Gamboa Rainforest Resort (Canal area; 877/800-1690 or 011-507/314-9000; www.gamboaresort.com; villas from $200) has just opened as the Panama Canal's first destination resort, with 48 comfortable plantation-style one- and two-bedroom villas that originally housed canal administrators and their families from the 1930's to the 80's. There are extensive grounds and lots of activities: an aerial tram that runs above the rain forest, a butterfly aviary, turtle and iguana nesting areas, and botanical gardens. A 107-room hotel opened last June.
Hotel Los Quetzales (Guadalupe; 800/383-2107 or 011-507/771-2291; www.losquetzales.com; rooms from $44, chalets from $66) is one of the only eco-hotels in Panama or Costa Rica with accommodations inside a national park. Set in a highland cloud forest 6,800 feet above sea level, it's a birder's paradise. While our visit was uneven at best, we met other guests who were delighted with the setup. Five new luxury suites are due to open in December. With its unmatched rain-forest location, this is one to watch.
BEST FAMILY TOUR OPERATOR Costa Rica Expeditions (San José; 011-506/257-0766; www.costaricaexpeditions.com) pioneered the concept of ecotourism in Costa Rica. The guides are highly qualified, and the staff will help your family choose from an enormous range of possible touring combinations.
WHERE TO STAY
Lapa Ríos(Puerto Jiménez; 011-506/735-5130; from $151 per person daily) is a luxurious hideaway high above the sea, in a private 1,000-acre nature preserve near Corcovado National Park. It has 14 lovely thatched-roof bungalows, a swimming pool, rain-forest walks, and kayaking expeditions.
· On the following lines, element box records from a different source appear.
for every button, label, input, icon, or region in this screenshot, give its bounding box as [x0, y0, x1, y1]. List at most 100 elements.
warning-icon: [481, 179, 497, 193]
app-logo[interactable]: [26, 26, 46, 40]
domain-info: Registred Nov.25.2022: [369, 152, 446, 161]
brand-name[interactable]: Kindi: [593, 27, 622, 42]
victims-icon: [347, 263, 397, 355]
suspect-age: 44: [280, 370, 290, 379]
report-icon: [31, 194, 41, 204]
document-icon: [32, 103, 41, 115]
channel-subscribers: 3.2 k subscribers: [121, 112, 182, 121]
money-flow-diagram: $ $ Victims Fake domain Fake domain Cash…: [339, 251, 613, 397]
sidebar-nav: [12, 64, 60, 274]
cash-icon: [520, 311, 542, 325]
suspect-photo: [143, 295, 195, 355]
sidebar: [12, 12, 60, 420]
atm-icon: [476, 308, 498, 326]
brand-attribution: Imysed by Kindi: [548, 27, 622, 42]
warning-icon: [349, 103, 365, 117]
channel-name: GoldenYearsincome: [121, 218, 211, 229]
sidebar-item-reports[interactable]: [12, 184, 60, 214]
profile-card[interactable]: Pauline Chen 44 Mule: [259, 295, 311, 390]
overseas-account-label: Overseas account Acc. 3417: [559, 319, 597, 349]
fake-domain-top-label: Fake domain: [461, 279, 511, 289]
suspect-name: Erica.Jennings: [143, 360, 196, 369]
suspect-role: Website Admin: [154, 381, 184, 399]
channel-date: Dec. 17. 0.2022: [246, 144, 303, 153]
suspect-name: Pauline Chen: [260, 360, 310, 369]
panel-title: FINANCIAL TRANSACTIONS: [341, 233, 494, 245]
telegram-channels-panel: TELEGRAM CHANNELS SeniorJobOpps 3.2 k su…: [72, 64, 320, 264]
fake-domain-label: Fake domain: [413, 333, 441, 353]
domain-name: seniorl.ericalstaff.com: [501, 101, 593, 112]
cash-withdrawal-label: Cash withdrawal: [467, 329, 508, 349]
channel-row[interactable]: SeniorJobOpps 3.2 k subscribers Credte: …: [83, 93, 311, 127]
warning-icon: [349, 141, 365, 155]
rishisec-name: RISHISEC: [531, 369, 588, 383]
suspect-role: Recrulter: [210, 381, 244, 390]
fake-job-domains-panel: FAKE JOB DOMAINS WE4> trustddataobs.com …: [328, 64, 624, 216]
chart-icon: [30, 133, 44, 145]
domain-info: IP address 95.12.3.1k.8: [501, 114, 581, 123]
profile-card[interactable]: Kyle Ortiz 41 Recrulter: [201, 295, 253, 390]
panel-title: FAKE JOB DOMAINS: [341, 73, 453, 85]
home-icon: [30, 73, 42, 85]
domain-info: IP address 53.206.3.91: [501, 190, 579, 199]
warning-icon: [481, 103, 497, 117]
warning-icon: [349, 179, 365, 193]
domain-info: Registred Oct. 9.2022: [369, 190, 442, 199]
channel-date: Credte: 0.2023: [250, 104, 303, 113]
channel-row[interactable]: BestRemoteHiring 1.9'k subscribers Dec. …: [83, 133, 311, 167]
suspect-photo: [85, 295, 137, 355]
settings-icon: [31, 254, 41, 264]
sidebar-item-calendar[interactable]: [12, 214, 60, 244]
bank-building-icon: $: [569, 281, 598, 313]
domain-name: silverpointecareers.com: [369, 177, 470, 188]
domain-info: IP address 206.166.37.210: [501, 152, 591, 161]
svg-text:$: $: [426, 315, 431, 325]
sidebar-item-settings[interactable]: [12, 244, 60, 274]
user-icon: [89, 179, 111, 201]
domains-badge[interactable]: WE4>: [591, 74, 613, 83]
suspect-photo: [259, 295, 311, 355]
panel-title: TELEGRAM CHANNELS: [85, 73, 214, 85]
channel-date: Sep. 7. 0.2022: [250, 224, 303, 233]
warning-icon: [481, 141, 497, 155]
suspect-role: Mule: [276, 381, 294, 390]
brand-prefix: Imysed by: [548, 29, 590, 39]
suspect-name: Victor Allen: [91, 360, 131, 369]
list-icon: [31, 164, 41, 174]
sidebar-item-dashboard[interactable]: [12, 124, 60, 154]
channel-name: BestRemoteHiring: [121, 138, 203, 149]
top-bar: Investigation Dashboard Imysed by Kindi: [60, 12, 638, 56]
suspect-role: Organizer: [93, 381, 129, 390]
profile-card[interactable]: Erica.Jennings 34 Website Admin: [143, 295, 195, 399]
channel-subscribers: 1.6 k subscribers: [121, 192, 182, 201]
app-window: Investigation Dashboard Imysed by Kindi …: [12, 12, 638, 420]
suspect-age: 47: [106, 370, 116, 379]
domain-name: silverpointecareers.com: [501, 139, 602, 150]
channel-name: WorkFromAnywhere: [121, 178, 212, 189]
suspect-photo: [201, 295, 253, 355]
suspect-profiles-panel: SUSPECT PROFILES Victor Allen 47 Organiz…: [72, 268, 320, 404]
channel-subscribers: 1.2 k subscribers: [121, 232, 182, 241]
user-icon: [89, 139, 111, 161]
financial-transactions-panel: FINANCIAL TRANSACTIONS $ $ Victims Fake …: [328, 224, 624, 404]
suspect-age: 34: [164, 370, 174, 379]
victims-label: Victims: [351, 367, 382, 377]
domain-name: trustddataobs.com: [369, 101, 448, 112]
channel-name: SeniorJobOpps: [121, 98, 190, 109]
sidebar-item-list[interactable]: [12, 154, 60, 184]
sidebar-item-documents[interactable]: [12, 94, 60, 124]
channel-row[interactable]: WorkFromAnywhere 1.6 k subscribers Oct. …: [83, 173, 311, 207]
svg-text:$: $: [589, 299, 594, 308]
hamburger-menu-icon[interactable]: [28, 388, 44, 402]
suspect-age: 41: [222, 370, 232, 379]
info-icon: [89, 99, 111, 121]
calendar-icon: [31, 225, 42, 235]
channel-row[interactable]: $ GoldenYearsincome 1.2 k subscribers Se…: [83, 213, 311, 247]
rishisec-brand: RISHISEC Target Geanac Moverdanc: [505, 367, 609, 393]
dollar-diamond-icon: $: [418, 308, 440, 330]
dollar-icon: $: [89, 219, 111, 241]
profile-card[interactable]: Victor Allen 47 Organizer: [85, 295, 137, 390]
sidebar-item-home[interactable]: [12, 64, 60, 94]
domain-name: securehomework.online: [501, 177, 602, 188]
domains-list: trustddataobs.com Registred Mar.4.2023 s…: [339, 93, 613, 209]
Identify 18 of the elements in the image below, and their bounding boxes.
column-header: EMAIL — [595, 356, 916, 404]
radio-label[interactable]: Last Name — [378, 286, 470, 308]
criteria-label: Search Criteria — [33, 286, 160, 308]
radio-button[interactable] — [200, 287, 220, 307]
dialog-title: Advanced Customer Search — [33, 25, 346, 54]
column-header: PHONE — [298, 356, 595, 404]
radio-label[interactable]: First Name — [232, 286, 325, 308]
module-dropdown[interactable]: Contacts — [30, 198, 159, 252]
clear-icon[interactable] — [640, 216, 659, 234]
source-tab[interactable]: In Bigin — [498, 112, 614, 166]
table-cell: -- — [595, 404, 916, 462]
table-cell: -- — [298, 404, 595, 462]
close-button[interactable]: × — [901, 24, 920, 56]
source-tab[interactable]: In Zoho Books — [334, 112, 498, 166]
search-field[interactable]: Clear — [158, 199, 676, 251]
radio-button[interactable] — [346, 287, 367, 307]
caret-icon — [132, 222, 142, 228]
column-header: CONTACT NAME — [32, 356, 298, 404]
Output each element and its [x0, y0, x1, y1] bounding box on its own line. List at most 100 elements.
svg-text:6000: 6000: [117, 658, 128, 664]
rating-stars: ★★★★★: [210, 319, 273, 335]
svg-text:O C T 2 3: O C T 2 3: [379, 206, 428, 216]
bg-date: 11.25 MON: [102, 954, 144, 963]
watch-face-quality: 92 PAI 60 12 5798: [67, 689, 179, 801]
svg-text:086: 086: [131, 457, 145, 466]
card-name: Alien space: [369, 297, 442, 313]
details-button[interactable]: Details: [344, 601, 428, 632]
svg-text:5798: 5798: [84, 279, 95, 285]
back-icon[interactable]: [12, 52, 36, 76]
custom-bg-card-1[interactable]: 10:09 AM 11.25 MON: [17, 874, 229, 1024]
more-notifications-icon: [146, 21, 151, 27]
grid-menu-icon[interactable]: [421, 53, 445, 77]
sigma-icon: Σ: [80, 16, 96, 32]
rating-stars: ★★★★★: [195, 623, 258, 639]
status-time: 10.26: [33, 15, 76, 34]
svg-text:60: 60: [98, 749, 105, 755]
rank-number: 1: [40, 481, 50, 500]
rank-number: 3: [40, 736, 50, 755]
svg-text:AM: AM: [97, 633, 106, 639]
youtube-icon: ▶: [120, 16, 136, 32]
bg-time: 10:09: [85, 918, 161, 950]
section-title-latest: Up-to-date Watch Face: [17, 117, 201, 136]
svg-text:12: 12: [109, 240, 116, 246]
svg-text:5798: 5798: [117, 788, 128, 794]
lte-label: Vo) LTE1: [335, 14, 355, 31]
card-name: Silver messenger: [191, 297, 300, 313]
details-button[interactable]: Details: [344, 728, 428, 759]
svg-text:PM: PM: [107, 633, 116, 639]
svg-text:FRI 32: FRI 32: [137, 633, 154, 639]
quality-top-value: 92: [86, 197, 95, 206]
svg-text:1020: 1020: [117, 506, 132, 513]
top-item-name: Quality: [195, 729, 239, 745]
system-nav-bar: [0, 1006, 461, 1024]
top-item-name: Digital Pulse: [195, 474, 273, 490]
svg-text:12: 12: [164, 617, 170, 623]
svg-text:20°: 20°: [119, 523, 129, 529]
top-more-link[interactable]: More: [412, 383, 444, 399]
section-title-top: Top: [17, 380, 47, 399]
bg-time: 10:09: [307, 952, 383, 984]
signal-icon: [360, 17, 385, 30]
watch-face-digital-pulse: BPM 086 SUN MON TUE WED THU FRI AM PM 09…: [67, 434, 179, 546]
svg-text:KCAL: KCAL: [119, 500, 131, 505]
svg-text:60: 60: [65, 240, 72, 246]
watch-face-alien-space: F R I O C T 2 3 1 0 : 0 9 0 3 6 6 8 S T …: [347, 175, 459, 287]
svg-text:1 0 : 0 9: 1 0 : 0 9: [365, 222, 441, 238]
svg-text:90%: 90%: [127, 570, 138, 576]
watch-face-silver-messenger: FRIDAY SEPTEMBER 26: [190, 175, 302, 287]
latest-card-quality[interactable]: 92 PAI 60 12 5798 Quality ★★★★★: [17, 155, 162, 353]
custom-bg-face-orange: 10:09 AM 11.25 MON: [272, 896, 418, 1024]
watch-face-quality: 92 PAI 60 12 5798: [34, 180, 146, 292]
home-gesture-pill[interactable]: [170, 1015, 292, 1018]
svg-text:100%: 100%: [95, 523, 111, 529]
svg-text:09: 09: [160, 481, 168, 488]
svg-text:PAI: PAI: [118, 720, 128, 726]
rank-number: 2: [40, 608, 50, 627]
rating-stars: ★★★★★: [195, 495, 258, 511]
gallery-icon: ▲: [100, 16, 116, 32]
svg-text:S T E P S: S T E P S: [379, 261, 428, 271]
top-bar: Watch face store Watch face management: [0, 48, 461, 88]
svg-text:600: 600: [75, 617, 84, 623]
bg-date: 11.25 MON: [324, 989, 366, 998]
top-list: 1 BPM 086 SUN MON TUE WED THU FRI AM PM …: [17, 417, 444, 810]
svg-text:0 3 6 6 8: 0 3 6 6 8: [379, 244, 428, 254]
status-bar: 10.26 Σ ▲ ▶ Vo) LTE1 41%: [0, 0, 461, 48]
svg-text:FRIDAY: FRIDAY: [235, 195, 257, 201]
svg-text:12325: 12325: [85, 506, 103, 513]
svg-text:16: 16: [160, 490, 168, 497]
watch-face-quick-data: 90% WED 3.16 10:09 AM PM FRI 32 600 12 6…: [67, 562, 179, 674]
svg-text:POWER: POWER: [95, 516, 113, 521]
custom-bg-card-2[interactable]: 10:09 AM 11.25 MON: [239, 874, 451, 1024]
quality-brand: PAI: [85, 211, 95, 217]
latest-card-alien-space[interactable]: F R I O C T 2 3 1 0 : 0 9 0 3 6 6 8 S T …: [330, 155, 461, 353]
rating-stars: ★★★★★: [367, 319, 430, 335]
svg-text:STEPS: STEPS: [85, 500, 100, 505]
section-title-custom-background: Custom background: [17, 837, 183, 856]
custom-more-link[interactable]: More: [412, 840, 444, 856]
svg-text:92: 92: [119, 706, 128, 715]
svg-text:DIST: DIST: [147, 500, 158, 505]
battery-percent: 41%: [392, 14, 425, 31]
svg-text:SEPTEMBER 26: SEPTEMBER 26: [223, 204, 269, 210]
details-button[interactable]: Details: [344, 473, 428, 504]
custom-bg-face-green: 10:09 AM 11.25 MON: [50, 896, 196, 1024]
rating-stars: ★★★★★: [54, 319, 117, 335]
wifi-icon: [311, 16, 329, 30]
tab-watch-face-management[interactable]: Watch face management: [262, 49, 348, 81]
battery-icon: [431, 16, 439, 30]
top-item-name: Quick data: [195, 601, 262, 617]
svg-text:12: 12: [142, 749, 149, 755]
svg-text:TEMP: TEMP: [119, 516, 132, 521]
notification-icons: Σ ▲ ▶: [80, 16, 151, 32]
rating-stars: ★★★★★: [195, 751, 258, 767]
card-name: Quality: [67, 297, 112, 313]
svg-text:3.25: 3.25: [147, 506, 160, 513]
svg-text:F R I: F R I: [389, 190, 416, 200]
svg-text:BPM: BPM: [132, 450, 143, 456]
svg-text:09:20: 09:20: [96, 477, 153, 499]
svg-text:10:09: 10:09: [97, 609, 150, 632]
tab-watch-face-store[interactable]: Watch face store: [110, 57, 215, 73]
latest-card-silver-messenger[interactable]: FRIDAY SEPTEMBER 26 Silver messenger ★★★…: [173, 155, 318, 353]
Finca Rosa Blanca Country Inn (near Santa Bárbara de Heredia; 011-506/269-9392; family of four from $245) is an estate-turned-inn with a pool on a green hillside. Located just outside San José, the house was built by an American family. Informal enough for well-behaved kids.
Capitán Suizo (Tamarindo; 800/948-3770 or 011-506/653-0075; family of four from $130), a 30-room resort, has it all: pretty bungalows as close to the beach as you can get, a pool with a rope swing, landscaped gardens, and a restaurant that welcomes children.
BEST FAMILY TRIP Wildland Adventures sets up itineraries ($1,795 per adult, $1,195 per child) that incorporate Mayan ruins at Tikal (in Guatemala), the jungle, and plenty of beach time along the Caribbean.
WHERE TO STAY
A small Caribbean resort on the sea, Green Parrot Beach Houses (Placencia; 011-501/63-7009; beach houses from $105 per day) has a friendly, gracious staff. Its quiet cabanas and beach houses that give families privacy.
Macal River Jungle Camp (near San Ignácio, Cayo; 011-501/92-2037,fax 011-501/92-2501; from $42 per person), An intimate camp of 10 recently built bungalows on the banks of the Macal River, near the ancient Mayan ruins of Tipu and Xunantunich. Offers swimming, canoeing, horseback riding, and mountain biking.
SIDE TRIP: THE SAN BLÁS ISLANDS
The approximately 350 San Blás islands are scattered along the northeast coast of Panama in the Caribbean Sea. A two-night visit—arranged by either Wildland Adventures (www.wildland.com) or ancon Expeditions of Panama (www.anconexpeditions.com)—is not for everyone, but it's a fascinating side-trip for capable kids and adventurous adults. These small islands are home to the Kuna Indians. You'll stay at Dolphin Island Lodge, owned and operated by a Kuna family, and travel by dugout canoe to the neighboring island of Achutupu. Kunas are fiercely independent and determined to protect their heritage. Kids might just join the cause after visiting the communal houses of Kuna chiefs.